Atlantico : Le député président UMP de la commission des finances de l'Assemblée nationale Gilles Carrez a recommandé un allègement de l’imposition des classes moyennes à hauteur de 1,8 milliard d’euros, soit 130 euros de moins pour environ 14 millions de foyers. Les effets de cette mesure seraient-ils bénéfiques pour les classes moyennes ?

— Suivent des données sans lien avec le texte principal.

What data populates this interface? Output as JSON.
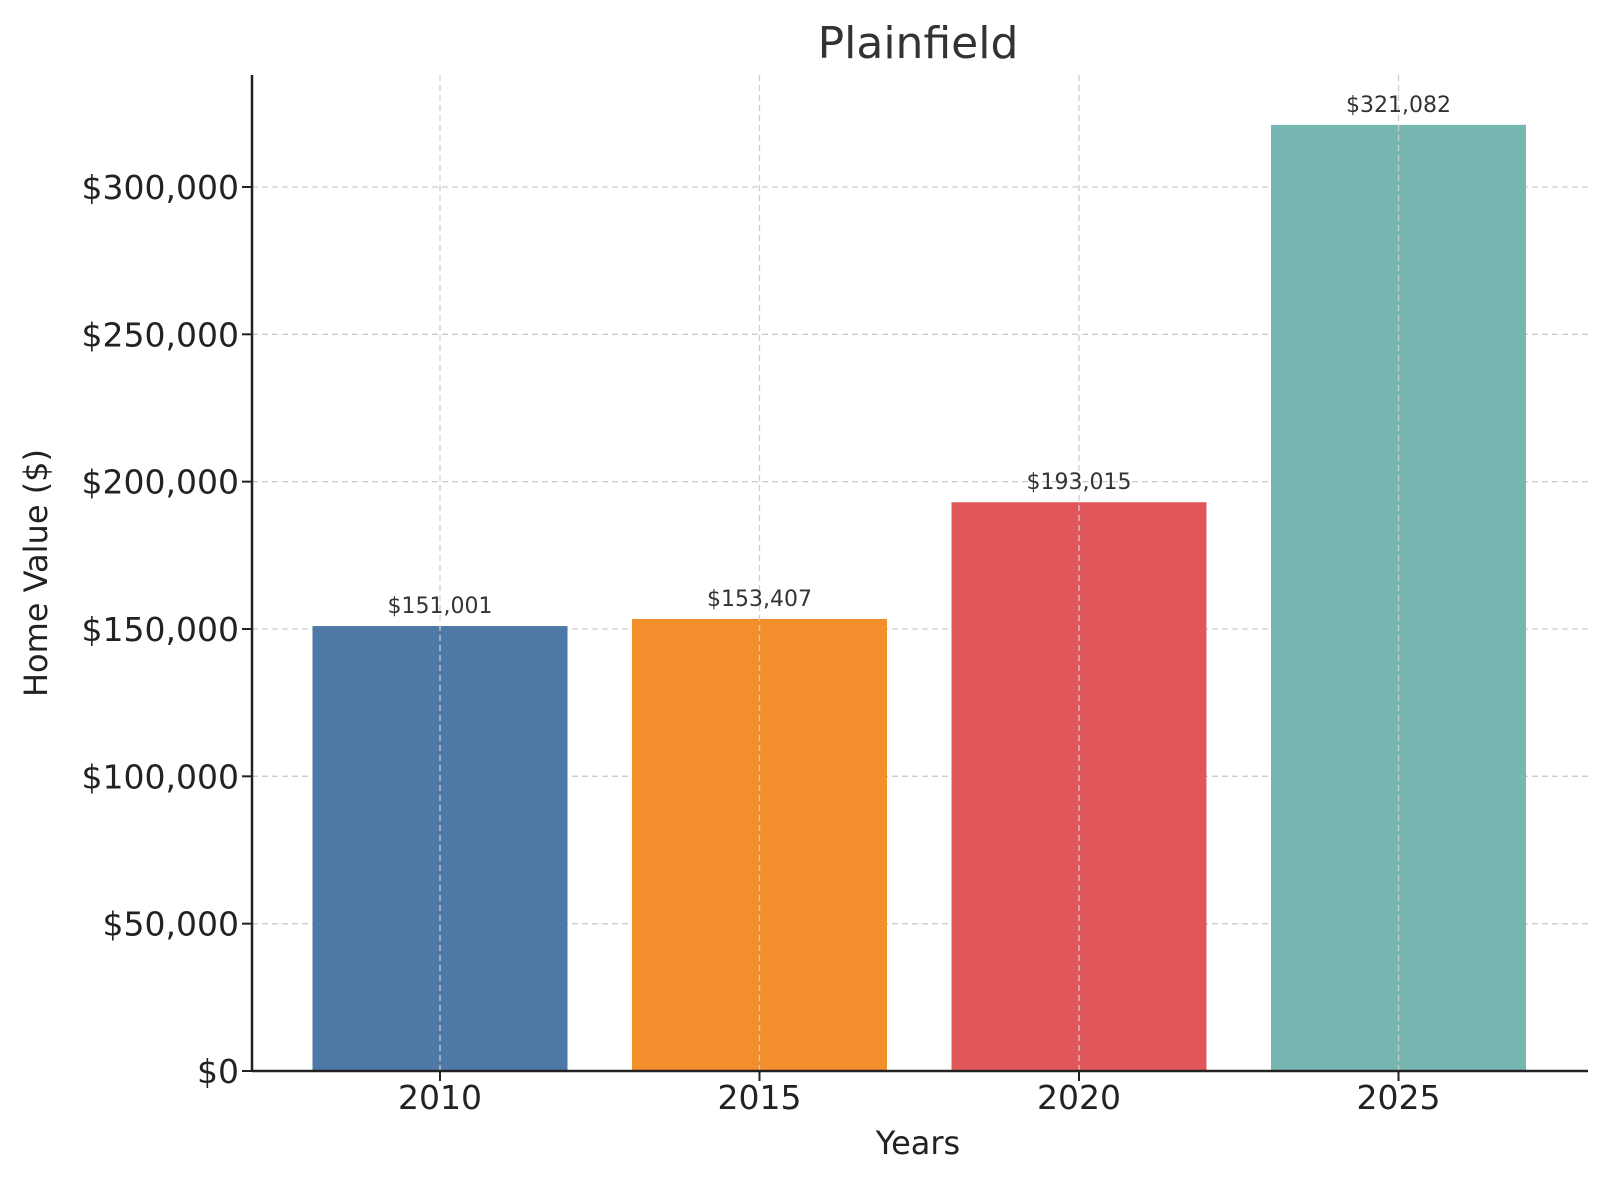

Philippe Crevel : Le gel du barème de l’impôt sur le revenu a eu pour conséquences de rendre imposable de 1,5 à 1,9 millions de contribuables mais il a également accru le poids de l’impôt sur le revenu de l’ensemble des assujettis à cet impôt. Les classes moyennes qui ne bénéficient que marginalement des prestations sociales ont été évidement mises à contribution. Gilles Carrez est donc dans son rôle de Président de la Commission des Finances et membre de l’opposition de réclamer un geste en leur faveur. Le problème, c’est qu’à force de faire et de défaire, d’habiller Paul et de déshabiller Jacques, l’impôt sur le revenu est mité de toute part. La moitié des Français n’acquitte pas l’IR et le taux moyen d’imposition a tendance à diminuer plus le niveau de revenus est élevé. En exonérant 1,9 million de contribuables se situant parmi les plus modestes, le Gouvernement peut générer un sentiment d’injustice sur les classes moyennes.

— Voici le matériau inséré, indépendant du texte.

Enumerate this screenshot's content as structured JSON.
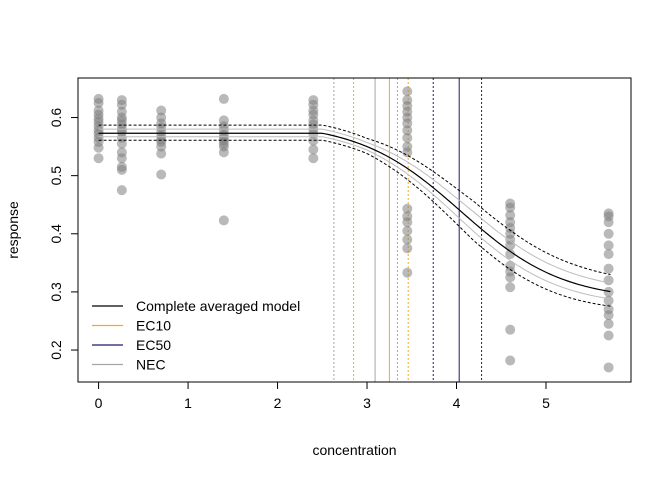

Le gouvernement avait annoncé un coup de pouce avant les Européennes visant à réduire la note fiscale de 350 euros pour un célibataire payé jusqu'à 1,1 smic et de 700 euros pour un couple sans enfant touchant jusqu'à 2,2 smic. D’après Gilles Carrez, ce geste est propre à créer "un effet de seuil encore plus important" entre les contribuables modestes échappant à l’impôt et les classes moyennes qui sont soumises. Valls a-t-il effectivement augmenté les inégalités devant l’impôt, et avec quels effets ?

L’impôt sur le revenu français est un impôt intrinsèquement inégalitaire du fait qu’il est tout à la fois très progressif, très concentré et comportant de nombreux régimes dérogatoires permettant aux plus avisés qui sont souvent les plus riches d’échapper à l’imposition. Le salarié, célibataire, cadre supérieur et peu au fait des mécanismes d’exonérations fiscales est évidemment une cible toute désignée de l’impôt sur le revenu. Il ne faut pas oublier que 10 % des contribuables acquittent plus des deux tiers de l’IR. La décision de Valls ne peut qu’accentuer la concentration de cet impôt qui a toujours été décrié depuis sa création, il y a cent ans. Depuis de très nombreuses années, le débat tourne sur une éventuelle réforme avec, en particulier, l’introduction d’une retenue à la source. Or, en raison de l’absence de consensus et par démagogie, les rafistolages sont privilégiés avec à la clef un impôt touffu et injuste. La mesure d’allègement que le Premier Ministre a décidé de mettre en œuvre ne fait que déplacer les lignes. Les effets de seuils sont évidents et génèrent des marches fiscales importantes. L’impôt sur le revenu ressemble en cela aux cotisations sociales. C’est pour cette raison que la fusion avec la CSG serait catastrophique car le mauvais impôt chasserait le bon.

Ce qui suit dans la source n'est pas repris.